I am so proud of my Mum today. For the first time in my sister’s entire lifetime she has stood up to her and has said NO firmly and indisputably.
My Mum turns 70 in a couple of weeks. She is having a big party for friends and family. My sister wants her deadbeat on-again, off-again husband to come. She has promised he will be good, which is subtext for he- will- not- be- drunk- and- will- be- sullen- and -sitting- in- the- corner, or he- will- be- high- and- will- be- sullen- and- sitting- in- the- corner. My mother finds the whole idea unacceptable. ‘He is a repulsive slug,’ she said. ‘I wish he’d never been born.’
This is a breakthrough admission for my Mum because she doesn’t talk trash about anyone. Nor does she express any ill will towards others. It is part of her moral code. I have the semantics of revenge-speak and assassination of character down pat, but my Mum doesn’t believe in that kind of thing.

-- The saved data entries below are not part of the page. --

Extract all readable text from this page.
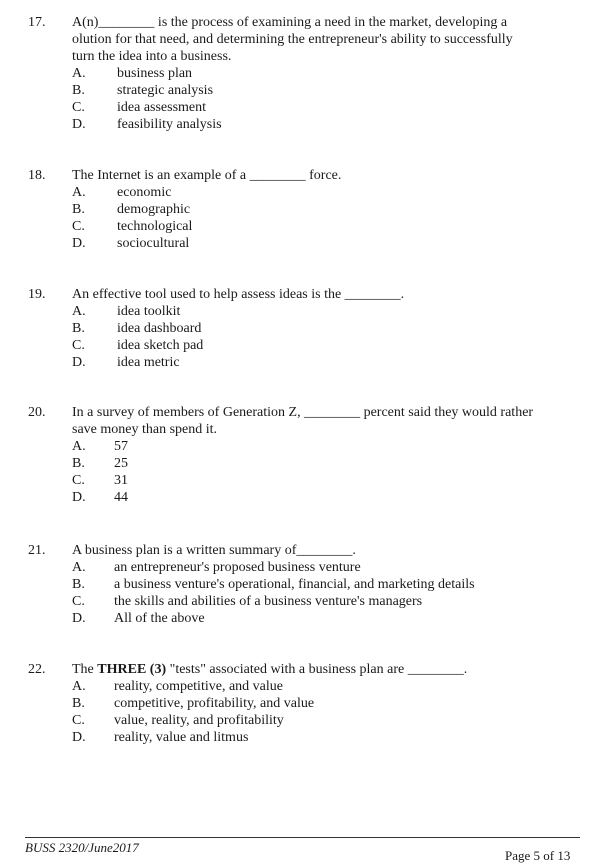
17. A(n)________ is the process of examining a need in the market, developing a
olution for that need, and determining the entrepreneur's ability to successfully
turn the idea into a business.
A. business plan
B. strategic analysis
C. idea assessment
D. feasibility analysis
18. The Internet is an example of a ________ force.
A. economic
B. demographic
C. technological
D. sociocultural
19. An effective tool used to help assess ideas is the ________.
A. idea toolkit
B. idea dashboard
C. idea sketch pad
D. idea metric
20. In a survey of members of Generation Z, ________ percent said they would rather
save money than spend it.
A. 57
B. 25
C. 31
D. 44
21. A business plan is a written summary of________.
A. an entrepreneur's proposed business venture
B. a business venture's operational, financial, and marketing details
C. the skills and abilities of a business venture's managers
D. All of the above
22. The THREE (3) "tests" associated with a business plan are ________.
A. reality, competitive, and value
B. competitive, profitability, and value
C. value, reality, and profitability
D. reality, value and litmus
BUSS 2320/June2017
Page 5 of 13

I realised my Mum had been spending too much time watching British cop shows when she said to me on the phone last night : ‘Millie’s taking me for a right mug, innit?’ I of course am always up for a bit of East London patter so slipped in a few ‘Gordon Bennett’s’ and ‘I’m gonna kick him up the bottle.’
[If you want to know what I'm talking about check this out.]
The actual point is that my sister has been manipulating my Mum for pretty much all of her life. Millie plays on my Mum’s fears about the state of her mental health, her lack of stability in her life, and her seemingly not so bright future.
But my Mum has seen the light. She has decided that saying NO isn’t as damaging to my sister’s psyche as she thought. In fact, she has realised that if she had said NO long ago, things may not have turned out as badly as they have.
‘I couldn’t bear to have him sitting there on my special day thinking he’s won, thinking he can do whatever her likes to my little girl and I’ll turn a blind eye to keep the peace,’ my Mum said. ‘That’s wrong in anyone’s book.’
My sister was true to form when my Mum told her Oliver couldn’t attend the party. She cajoled, she begged. She actually got on her hands and knees, murmuring please, please, please over and over again. My Mum was irritated by her daughter’s inability to consider anyone’s feelings but her own. ‘My capacity to tolerate her constant emotional backsliding dried up in that moment,’ she said. ‘I realised that if I was uncomfortable with something then I shouldn’t do it, shouldn’t allow it to happen. Saying NO to her was one of the most liberating experiences of my life.’
And so it begins. The change. It’s in the wind, catching the tiny jacaranda leaves, yellowed by winter and flinging them up and out to the farthest reaches of the garden. A wood pigeon lands on the wall, a young one. It still has that high-pitched cry peculiar to younger birds, forlorn and full of longing. He looks at me, tilts his head, nibbles at the grass seeds which have blown onto the ground then flies off; as elusive as a divine messenger.
I see storm clouds gather, turning the sky slate. The sight is comforting rather than forbidding, like amber lights in windows at night.
One day it just comes to you, the knowing what to do, the knowing what you will settle for and won’t. But just because you know it, doesn’t mean you will do it because trying to fashion a new life, a new way of thinking is a terrifying process.
My sister’s situation is unpalatable to my Mum. The waiting for something to happen causes another part of her to be lost day by day. She wants things to change. The bitterness and tears haven’t worked. My sister just won’t listen. So my Mum must accept that for now Oliver is here to stay, but she hasn’t given up hoping for a change. On her terms. She will still see her daughter but not her daughter’s husband, for she has accepted an important truth. That the only way to waken up in a different world is to take the first step forward.